Bioenergy with carbon capture and storage (BECCS) marries a natural process with a high-tech one.
Step 1: Plant rapeseed, sugarcane, corn or "second-generation" biofuel crops such as switchgrass, which pull CO2 from the air while growing.
Step 2: While burning the harvested plants for energy, sequester the CO2 produced.
The result is "negative emissions", with less CO2 in the atmosphere than when the process started.
Virtually all climate change models projecting a future consistent with the Paris Agreement's target of capping global warming at "well below" two degrees Celsius (3.6 degrees Fahrenheit), or 1.5C if possible, assume a key role for BECCS.
DRAWBACK: Studies calculate that upward of 40 percent of arable land—twice the area of India—would need to be given over to biofuel crops, putting the scheme in conflict with food crops.
Microscopic ocean plants called phytoplankton gobble up CO2 and drag it to the bottom of the ocean when they die.
Their colony size is limited by a lack of natural iron, but experiments have shown that sowing the ocean with iron sulphate powder creates large blooms.
DRAWBACKS: Scientists worry about unintended impacts. Die-offs of plankton, for example, use up oxygen, which could create massive "dead zones" in the oceans, something already on the rise.
Natural weathering of rocks—a chemical process—removes about one billion tonnes of CO2 from the atmosphere every year, about two percent of total man-made C02 emissions. What if technology could accelerate that process?
Spreading a powdered form of a greenish iron silicate called olivine across certain landscapes—especially over the oceans and in the tropics—does just that, experiments have shown.
DRAWBACKS: Enhanced weathering could probably be rapidly scaled up, but it would be expensive to mine and mill enough olivine to make a difference.
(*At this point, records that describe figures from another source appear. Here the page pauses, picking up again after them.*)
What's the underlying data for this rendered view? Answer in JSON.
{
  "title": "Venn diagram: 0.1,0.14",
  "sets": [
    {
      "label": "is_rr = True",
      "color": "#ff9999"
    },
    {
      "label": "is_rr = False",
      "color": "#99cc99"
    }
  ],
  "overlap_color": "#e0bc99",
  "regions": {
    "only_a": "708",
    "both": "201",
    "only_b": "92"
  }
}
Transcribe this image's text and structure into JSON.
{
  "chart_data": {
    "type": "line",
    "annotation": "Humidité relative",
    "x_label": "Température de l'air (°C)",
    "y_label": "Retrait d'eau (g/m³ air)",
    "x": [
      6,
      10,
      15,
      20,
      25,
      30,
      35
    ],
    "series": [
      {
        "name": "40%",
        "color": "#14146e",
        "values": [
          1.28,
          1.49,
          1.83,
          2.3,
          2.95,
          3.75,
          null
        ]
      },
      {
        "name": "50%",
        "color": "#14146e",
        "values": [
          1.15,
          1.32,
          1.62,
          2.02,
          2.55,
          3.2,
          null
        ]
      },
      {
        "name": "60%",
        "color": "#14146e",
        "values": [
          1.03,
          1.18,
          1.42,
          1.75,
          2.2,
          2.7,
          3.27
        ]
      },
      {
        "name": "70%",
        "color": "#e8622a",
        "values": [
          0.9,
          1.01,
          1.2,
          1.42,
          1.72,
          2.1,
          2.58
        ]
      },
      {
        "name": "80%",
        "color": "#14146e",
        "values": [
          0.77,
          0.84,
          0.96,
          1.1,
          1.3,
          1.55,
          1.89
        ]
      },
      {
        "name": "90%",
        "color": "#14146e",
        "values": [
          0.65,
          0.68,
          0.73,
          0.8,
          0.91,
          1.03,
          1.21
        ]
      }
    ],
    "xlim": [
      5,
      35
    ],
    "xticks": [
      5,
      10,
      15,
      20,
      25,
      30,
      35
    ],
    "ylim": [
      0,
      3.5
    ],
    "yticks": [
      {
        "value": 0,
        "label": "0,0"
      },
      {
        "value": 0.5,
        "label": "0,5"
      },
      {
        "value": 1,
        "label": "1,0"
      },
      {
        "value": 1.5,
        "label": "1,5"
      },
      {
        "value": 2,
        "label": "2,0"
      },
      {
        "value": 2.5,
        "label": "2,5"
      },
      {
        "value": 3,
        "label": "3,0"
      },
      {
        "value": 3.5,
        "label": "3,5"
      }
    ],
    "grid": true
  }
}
Biochar is charcoal made by heating plant waste—rice straw, peanut shells, wood scraps—over long periods in low-oxygen conditions, for example buried in the ground. It can store CO2 for long periods, and also enriches soil.
DRAWBACK: The scientific jury is still out on how quickly this method could be scaled up, and on the stability of biochar used as a fertiliser.
Solar radiation management
Unlike other strategies, solar radiation management does not target CO2. The goal is simple: prevent some of the sun's rays from hitting the planet's surface, forcing them back up into space.
One idea is to inject or spray tiny reflective particles into the stratosphere—possible with balloons, aircraft or through giant tubes.
Nature sometimes does the same: Debris from the 1991 eruption of Mount Pinatubo in the Philippines lowered the planet's average surface temperature for a year or two afterwards.
Scientists have also calculated ways to alter clouds that could help beat the heat. One is to brighten the white, billowy ocean clouds that reflect sunlight. Another would thin cirrus clouds, which unlike other types absorb more heat than they reflect.
DRAWBACKS: Even if it works as intended, solar radiation management would do nothing to reduce atmospheric CO2, which is making oceans too acidic. There is also the danger of knock-on consequences, including changes in rainfall patterns, and what scientists call "termination shock"—a sudden warming if the system were to fail.